Entre as vozes a favor de uma estrutura que proteja a cabeça estão Anthony Davidson, Alexander Wurz, o atual presidente da Associação de Pilotos da Fórmula 1, Daniel Ricciardo e Lucas di Grassi, entre outros. Davidson, por exemplo, chegou a experimentar o conceito num simulador e assegura que é a melhor solução das que já foram apresentadas. “Estou habituado a guiar carros fechados e verifiquei que ainda assim vejo melhor do que num sport-protótipo. O pilar foi uma pequena distração, pelo menos no mundo virtual, mas penso que na verdade habituas-te rapidamente a ele, tal como te habituas a um limpa para-brisas. Ok, ele não está diretamente à frente do teu rosto, mas é incrível como te consegues adaptar a estas coisas”, afirmou em declarações recolhidas pela Sky Sports. Mas também há quem se manifeste contra, como Nico Hulkenberg: “as corridas de fórmulas são corridas com carros abertos” e com o medo de que o desporto fique demasiado “esterilizado”. E os portugueses, o que pensam sobre esta mudança, tudo indica com efeitos práticos a partir de 2017? Foi o que procurámos saber após falarmos com seis pessoas mais do que capacitadas para discorrer sobre o assunto.
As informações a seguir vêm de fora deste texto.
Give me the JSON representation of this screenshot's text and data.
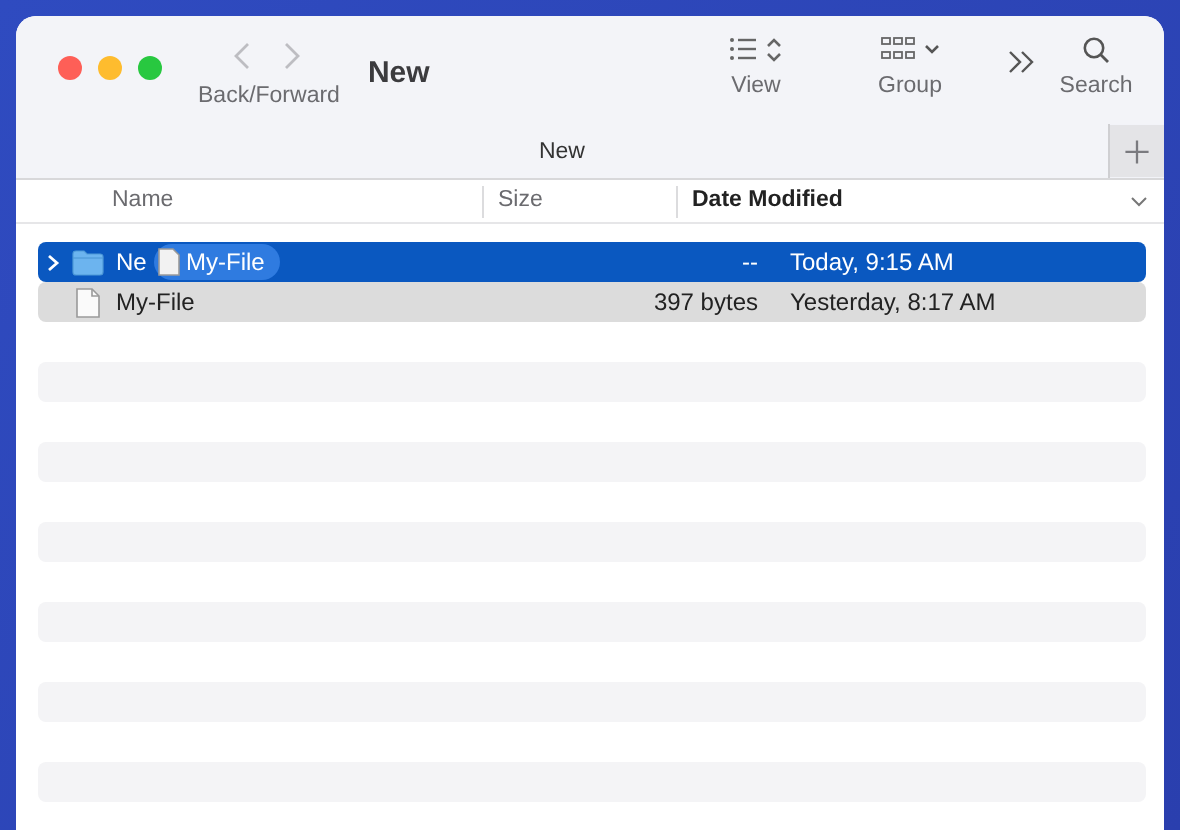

Após quatro anos de ligação à Red Bull Racing, António Félix da Costa conhece como ninguém o mundo da Fórmula 1 moderna. Para o atual piloto da BMW nos GT e Andretti na Fórmula E, o fecho dos habitáculos dos monolugares traz “vantagens e desvantagens”, embora saliente que todos os pilotos têm consciência dos riscos que o desporto motorizado acarreta. “Todos temos a noção de que podemos morrer algum dia com isto. Mas eu acho que, tendo esse conhecimento, continuamos a ir lá para dentro. Ainda agora morreram o Jules Bianchi, o Justin Wilson, o Henry Surtees… e se no dia a seguir tivéssemos corrida estávamos todos lá dentro outra vez. Ninguém se acanha porque algo correu mal”, refere.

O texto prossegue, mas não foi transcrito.